Beim Radfahren schreien einem die Bilder der Kan­di­dierenden vom Straßenrand geradezu entgegen. Mit prima Mobilitätskonzepten werben sie nie.

Zieht beim Radfahren schnell vorbei, aber wirbt nur mit leeren Phrasen: Plakat von Olaf Scholz Foto: Sven Hoppe/dpa

R adfahren hat derzeit was von Zwangs-Tindern. Alle paar Meter grinst mir irgendein Gesicht entgegen. Lauter Leute, in deren Profil ich passe, seit ich vor ein paar Wochen die Wahlbenachrichtigung hinter den Magneten an meinem Kühlschrank geklemmt habe. Ich finde die Partnervorschläge dieses Mal besonders aufdringlich, weil mir selbst eigentlich gerade nach Beziehungspause ist.

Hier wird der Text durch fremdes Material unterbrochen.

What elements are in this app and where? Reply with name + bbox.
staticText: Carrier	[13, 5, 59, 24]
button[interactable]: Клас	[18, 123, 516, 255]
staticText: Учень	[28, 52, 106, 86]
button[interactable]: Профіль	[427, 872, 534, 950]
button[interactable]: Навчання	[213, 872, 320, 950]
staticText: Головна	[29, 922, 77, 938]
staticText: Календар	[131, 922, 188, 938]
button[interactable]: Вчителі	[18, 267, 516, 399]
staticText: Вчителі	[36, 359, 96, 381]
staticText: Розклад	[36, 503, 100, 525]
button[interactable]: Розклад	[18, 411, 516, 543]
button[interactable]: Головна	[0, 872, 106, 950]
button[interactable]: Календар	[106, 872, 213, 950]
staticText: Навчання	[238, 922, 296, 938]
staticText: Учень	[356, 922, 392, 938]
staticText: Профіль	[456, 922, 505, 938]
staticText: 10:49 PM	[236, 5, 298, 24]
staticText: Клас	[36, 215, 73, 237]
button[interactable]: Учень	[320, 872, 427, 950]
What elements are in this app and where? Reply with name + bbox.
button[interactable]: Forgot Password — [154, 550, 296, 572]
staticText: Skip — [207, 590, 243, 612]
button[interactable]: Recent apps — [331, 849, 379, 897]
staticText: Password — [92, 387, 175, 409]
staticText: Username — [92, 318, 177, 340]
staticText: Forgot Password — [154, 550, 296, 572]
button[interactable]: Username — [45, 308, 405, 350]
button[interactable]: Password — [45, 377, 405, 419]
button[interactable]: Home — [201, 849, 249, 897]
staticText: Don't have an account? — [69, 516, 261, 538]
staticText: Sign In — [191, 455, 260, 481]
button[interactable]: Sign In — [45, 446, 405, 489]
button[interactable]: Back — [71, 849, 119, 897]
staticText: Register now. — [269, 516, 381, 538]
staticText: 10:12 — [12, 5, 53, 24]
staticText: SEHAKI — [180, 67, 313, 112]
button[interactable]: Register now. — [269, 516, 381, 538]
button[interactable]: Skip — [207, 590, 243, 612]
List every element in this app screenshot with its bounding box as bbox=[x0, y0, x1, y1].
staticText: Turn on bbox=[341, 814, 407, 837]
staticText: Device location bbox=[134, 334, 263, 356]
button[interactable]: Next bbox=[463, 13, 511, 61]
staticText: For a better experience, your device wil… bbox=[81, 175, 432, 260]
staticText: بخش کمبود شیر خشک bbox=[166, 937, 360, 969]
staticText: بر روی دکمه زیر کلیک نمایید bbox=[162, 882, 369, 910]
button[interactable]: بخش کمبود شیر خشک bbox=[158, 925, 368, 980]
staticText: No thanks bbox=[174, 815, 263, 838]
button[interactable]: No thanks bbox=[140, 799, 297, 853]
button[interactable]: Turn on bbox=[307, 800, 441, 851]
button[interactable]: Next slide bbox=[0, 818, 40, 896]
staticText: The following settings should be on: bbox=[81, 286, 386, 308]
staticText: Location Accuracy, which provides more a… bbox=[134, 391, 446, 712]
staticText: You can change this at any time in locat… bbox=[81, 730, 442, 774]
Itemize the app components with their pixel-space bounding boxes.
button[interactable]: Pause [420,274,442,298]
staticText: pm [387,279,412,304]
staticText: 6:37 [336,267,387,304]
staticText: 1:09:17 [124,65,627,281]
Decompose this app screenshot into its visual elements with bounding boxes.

So was in Richtung freundschaftliches Auseinanderziehen für ein paar Monate, Nachdenken, was schiefgelaufen ist und Überlegen, wie man das ab jetzt besser hinkriegt. Oder ob man sich lieber trennt. Bei uns muss ja zum Glück niemand verpartnert sein, alleine leben ist auch okay.

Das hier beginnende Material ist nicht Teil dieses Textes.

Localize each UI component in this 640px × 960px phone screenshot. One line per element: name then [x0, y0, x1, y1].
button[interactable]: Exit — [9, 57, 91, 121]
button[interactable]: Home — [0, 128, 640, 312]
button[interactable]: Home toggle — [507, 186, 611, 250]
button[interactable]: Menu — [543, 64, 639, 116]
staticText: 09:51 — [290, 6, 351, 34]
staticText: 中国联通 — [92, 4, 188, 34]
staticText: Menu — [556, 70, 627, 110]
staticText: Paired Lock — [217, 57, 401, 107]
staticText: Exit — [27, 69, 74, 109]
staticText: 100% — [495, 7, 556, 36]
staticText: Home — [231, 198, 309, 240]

Aber Wählen ist gefühlte Pflicht. Wenn ich derzeit durch die Stadt radele, versuche ich deshalb, die Laternenpfahl-Fotos mit möglichst liebevollen Augen zu betrachten. Irgendwen werde ich schließlich am 23. Februar ankreuzen müssen. Und die Gesichterkoalition mit den meisten Matches wird mich, wird uns dann regieren. Hoffentlich machen sie das für die Mehrheit gut.

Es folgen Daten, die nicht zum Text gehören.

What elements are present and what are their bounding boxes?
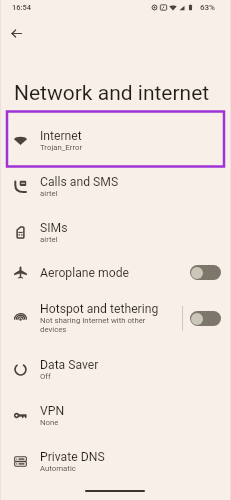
staticText: Aeroplane mode (40, 266, 130, 280)
button[interactable]: Aeroplane mode (183, 255, 231, 290)
staticText: VPN (40, 404, 65, 418)
staticText: 16:54 (12, 3, 32, 12)
staticText: airtel (40, 235, 58, 244)
staticText: airtel (40, 189, 58, 198)
button[interactable]: Back (6, 23, 26, 43)
button[interactable]: Calls and SMS (0, 163, 231, 209)
button[interactable]: Internet (0, 117, 231, 163)
staticText: Hotspot and tethering (40, 302, 159, 316)
button[interactable]: VPN (0, 392, 231, 438)
staticText: Data Saver (40, 358, 99, 372)
button[interactable]: SIMs (0, 209, 231, 255)
staticText: Trojan_Error (40, 143, 83, 152)
staticText: 63% (200, 3, 215, 12)
button[interactable]: Hotspot and tethering (0, 290, 182, 346)
staticText: Not sharing Internet with other devices (40, 316, 146, 334)
staticText: Internet (40, 129, 82, 143)
button[interactable]: Private DNS (0, 438, 231, 484)
staticText: Calls and SMS (40, 175, 119, 189)
button[interactable]: Data Saver (0, 346, 231, 392)
button[interactable]: Hotspot and tethering (183, 290, 231, 346)
staticText: Automatic (40, 464, 76, 473)
staticText: Network and internet (14, 81, 210, 106)
button[interactable]: Aeroplane mode (0, 255, 183, 290)
staticText: None (40, 418, 59, 427)
staticText: Off (40, 372, 51, 381)
staticText: SIMs (40, 221, 68, 235)
staticText: Private DNS (40, 450, 105, 464)
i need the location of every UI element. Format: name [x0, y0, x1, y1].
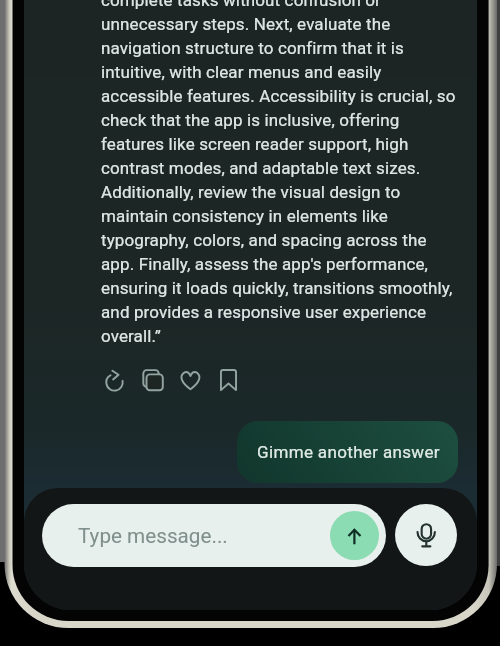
button[interactable]: Regenerate: [97, 361, 134, 398]
staticText: Type message...: [78, 524, 228, 548]
staticText: complete tasks without confusion or unne…: [101, 0, 458, 346]
staticText: Gimme another answer: [257, 442, 440, 462]
button[interactable]: Send: [330, 511, 379, 560]
button[interactable]: Voice input: [395, 504, 457, 566]
button[interactable]: Like: [171, 361, 208, 398]
button[interactable]: Copy: [134, 361, 171, 398]
button[interactable]: Type message...: [42, 504, 386, 567]
button[interactable]: Gimme another answer: [237, 421, 458, 483]
button[interactable]: Save: [208, 361, 245, 398]
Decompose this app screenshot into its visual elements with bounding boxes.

Die Mehrheit der Deutschen besitzt zum Beispiel ein Auto und will ungestört herumfahren. Deshalb braucht die rad- oder ÖPNV-fahrende Minderheit schnell gute Fahrradwege und zuverlässige Bahnen. Sonst kommt sie noch auf die Idee, aufs Auto umzusteigen, und die Straßen werden noch voller! Am besten wären so gute Radwege und Züge, dass viele Menschen ihre PKW abschaffen – und damit Platz und Freiheit für entschlossene Autofahrer schaffen.

Wende wird gemacht

Leider erzählt meine persönliche Wahlprognosekugel nichts in Richtung einer so pragmatischen Verkehrswende. Uns bleiben nur gezielte Einzelaktionen. Von denen haben mir viele taz-Lesende nach der Dezember-Kolumne geschrieben: Ich las von Schulprojektwochen, in denen nicht nur Rotlicht- und Geschwindigkeitsverstöße gezählt wurden, sondern sich die Schüler zur Demo auf der anschließend beruhigten Hauptverkehrskreuzung trafen.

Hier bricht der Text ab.